Fairness is a major problem in machine learning. It’s already difficult enough to reduce human values to an algorithm. But there are different kinds of fairness — twenty-one or more, according to one researcher. Statistical fairness is not the same as procedural fairness, which is not the same as allocational fairness. What do we do when different definitions of fairness are mutually exclusive? Instead of trying to write one formula to rule them all, Google has taken a different approach: “Start where you are.”
Where we are is in a state of desperately unequal digital representation. Google is the largest search purveyor on the planet, by a long shot. Run an incognito search on Google Images for “CEO,” and what you get is a sea of white male faces, two of whom are Elon Musk. Search for “woman,” and it’s absolutely true that the results skew young, slender, white, able-bodied. But one of the faces the search returned was a deepfake of a pale young woman, generated by NVidia’s StyleGAN. I’ve written about this specific deepfake before in a different article, so it surprised me to see her face again. I had to double check that I was in incognito mode — but I was.
There are seven billion humans on this planet, and most of them are people of color. There’s a kind of poetry in the idea that Google’s search algorithm, instead of showing a brown or black person, would prefer to return a woman that doesn’t actually exist.
Introducing the Monk Skin Tone Scale
The ten-shade scale was developed by Harvard sociologist and ethicist Dr. Ellis Monk, in collaboration with Google. “In our research, we found that a lot of the time people feel they’re lumped into racial categories, but there’s all this heterogeneity with ethnic and racial categories,” Dr. Monk said in a statement. “And many methods of categorization, including past skin tone scales, don’t pay attention to this diversity. That’s where a lack of representation can happen…we need to fine-tune the way we measure things, so people feel represented.”
Google announced that it’ll use the Monk Skin Tone Scale (MST) to improve racial and color representation in search results. There, the scale will make it much easier to access, for example, information on Black hair colors and textures. And the colors aren’t named — not a single café au lait or chocolate comparison in sight. (Are you listening, Pantone?) But the company is also building it into Google Photos, where it will become part of “a new set of Real Tone filters that are designed to work well across skin tones and evaluated using the MST Scale.”

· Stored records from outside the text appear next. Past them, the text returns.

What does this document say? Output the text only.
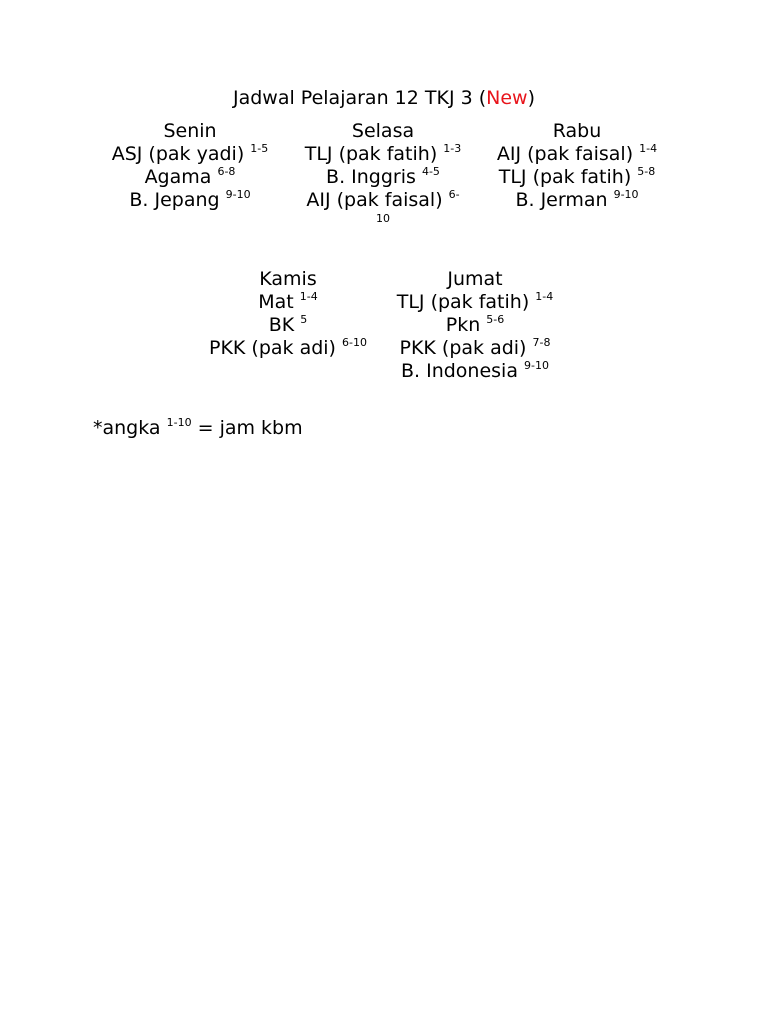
Jadwal Pelajaran 12 TKJ 3 (New)
Senin
ASJ (pak yadi) $^{1-5}$
Agama $^{6-8}$
B. Jepang $^{9-10}$
Selasa
TLJ (pak fatih) $^{1-3}$
B. Inggris $^{4-5}$
AIJ (pak faisal) $^{6-}$
10
Rabu
AIJ (pak faisal) $^{1-4}$
TLJ (pak fatih) $^{5-8}$
B. Jerman $^{9-10}$
Kamis
Mat $^{1-4}$
BK $^5$
PKK (pak adi) $^{6-10}$
Jumat
TLJ (pak fatih) $^{1-4}$
Pkn $^{5-6}$
PKK (pak adi) $^{7-8}$
B. Indonesia $^{9-10}$
*angka $^{1-10}$ = jam kbm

In addition to using the MST scale to improve color equity, the search titan outlined plans for a “standardized way to label web content. Creators, brands and publishers will be able to use this new inclusive schema to label their content with attributes like skin tone, hair color and hair texture.”
Google intends to roll out MST/Real Tone features across Android, iOS, and Web services over the next several months.